Kegiatan ini menjadi bagian dari upaya penguatan sistem merit dalam tata kelola kepegawaian, melalui pemetaan talenta (talent mapping) di seluruh Organisasi Perangkat Daerah (OPD). Penilaian difokuskan untuk mengidentifikasi kesenjangan kompetensi (competency gap) antara standar jabatan dan kemampuan aktual pegawai.
Langkah tersebut sejalan dengan arahan Gubernur Sulawesi Barat, Suhardi Duka, yang menekankan pentingnya sistem merit sebagai fondasi birokrasi yang profesional dan berbasis kinerja.
Kepala BKPSDM Sulbar, Herdin Ismail, menyebut assessment ini bukan sekadar rutinitas, melainkan instrumen penting dalam penempatan aparatur secara tepat.

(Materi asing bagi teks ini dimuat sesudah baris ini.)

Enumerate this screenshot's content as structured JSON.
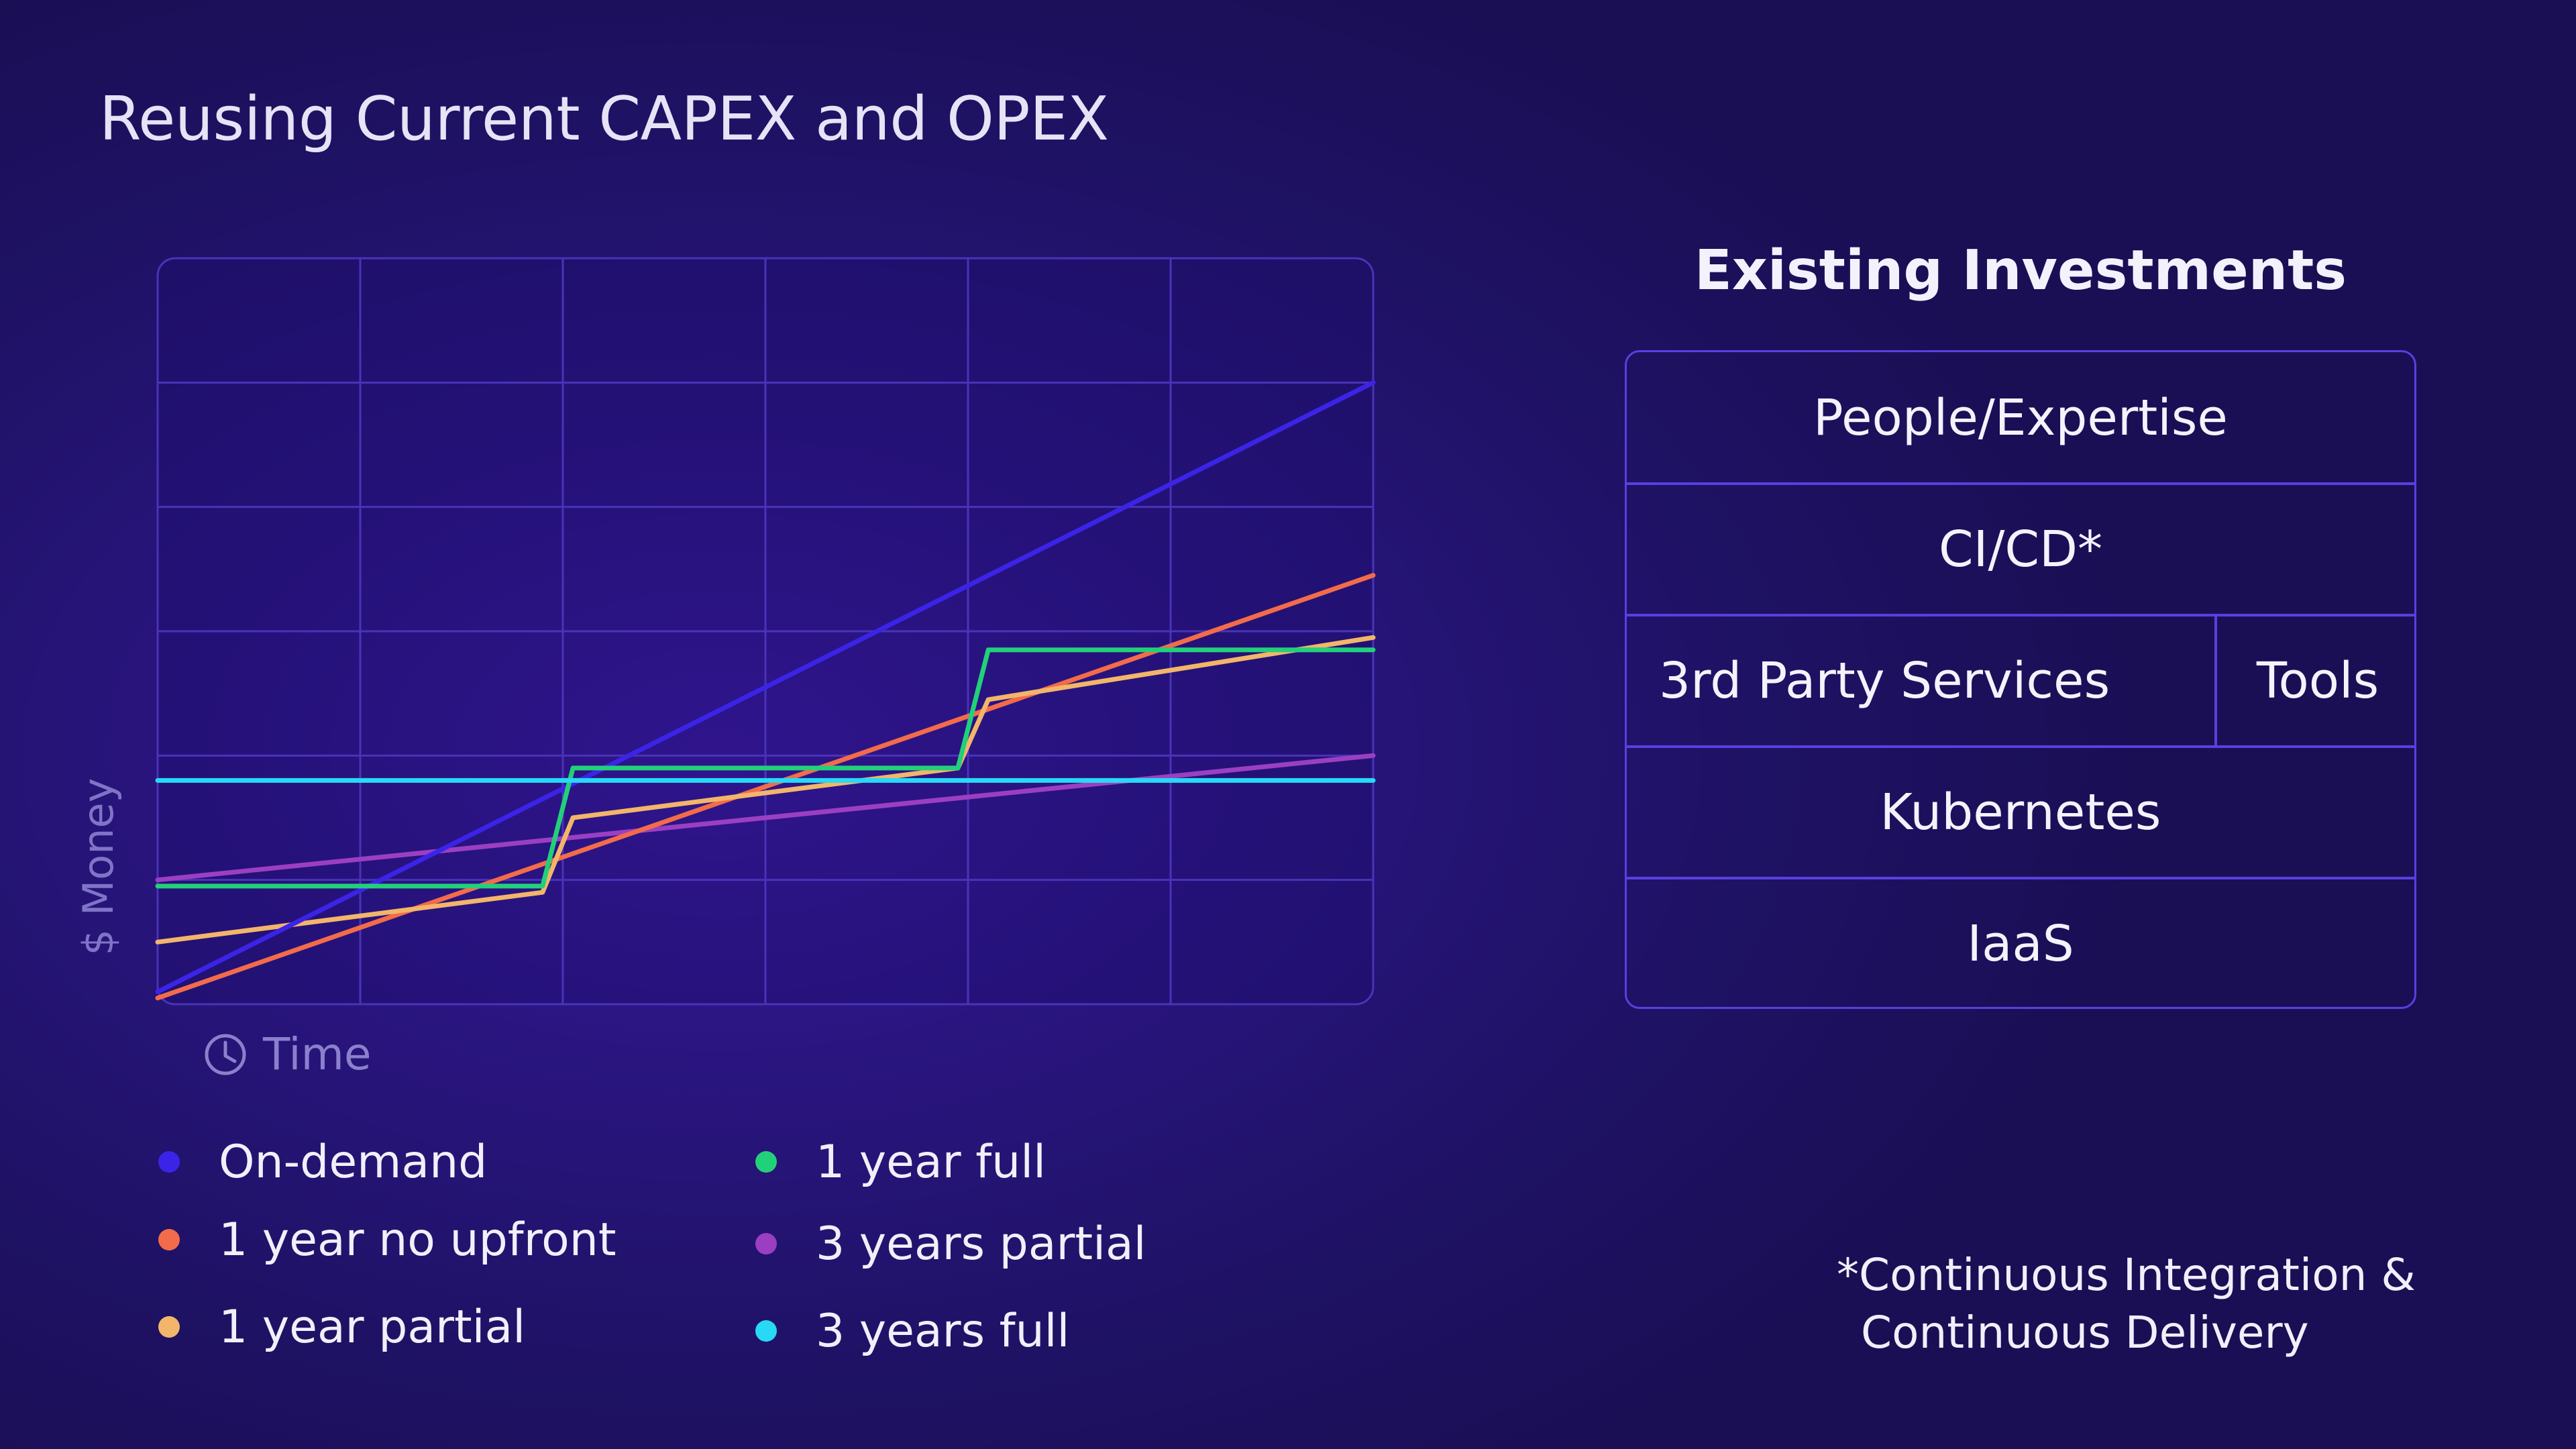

“Kita ingin memastikan setiap ASN memiliki kapasitas yang sesuai dengan tuntutan jabatan. Dengan talent mapping, strategi pengembangan karier bisa disusun lebih objektif dan terarah,” ujarnya.
Sementara itu, Kepala UPTD Penilaian Kompetensi, Dikry Pranaharsyah, menjelaskan hasil assessment akan menjadi dasar intervensi pengembangan SDM.
“Data dari penilaian ini akan menjadi rujukan untuk pelatihan yang lebih spesifik, sehingga kompetensi ASN semakin selaras dengan kebutuhan jabatan dan pelayanan publik dapat semakin optimal,” jelasnya.
Melalui kegiatan ini, diharapkan terbentuk basis data talenta yang kuat sebagai acuan dalam pengisian jabatan dan penyusunan program diklat ke depan, sekaligus memperkuat implementasi sistem merit di lingkup Pemerintah Provinsi Sulawesi Barat.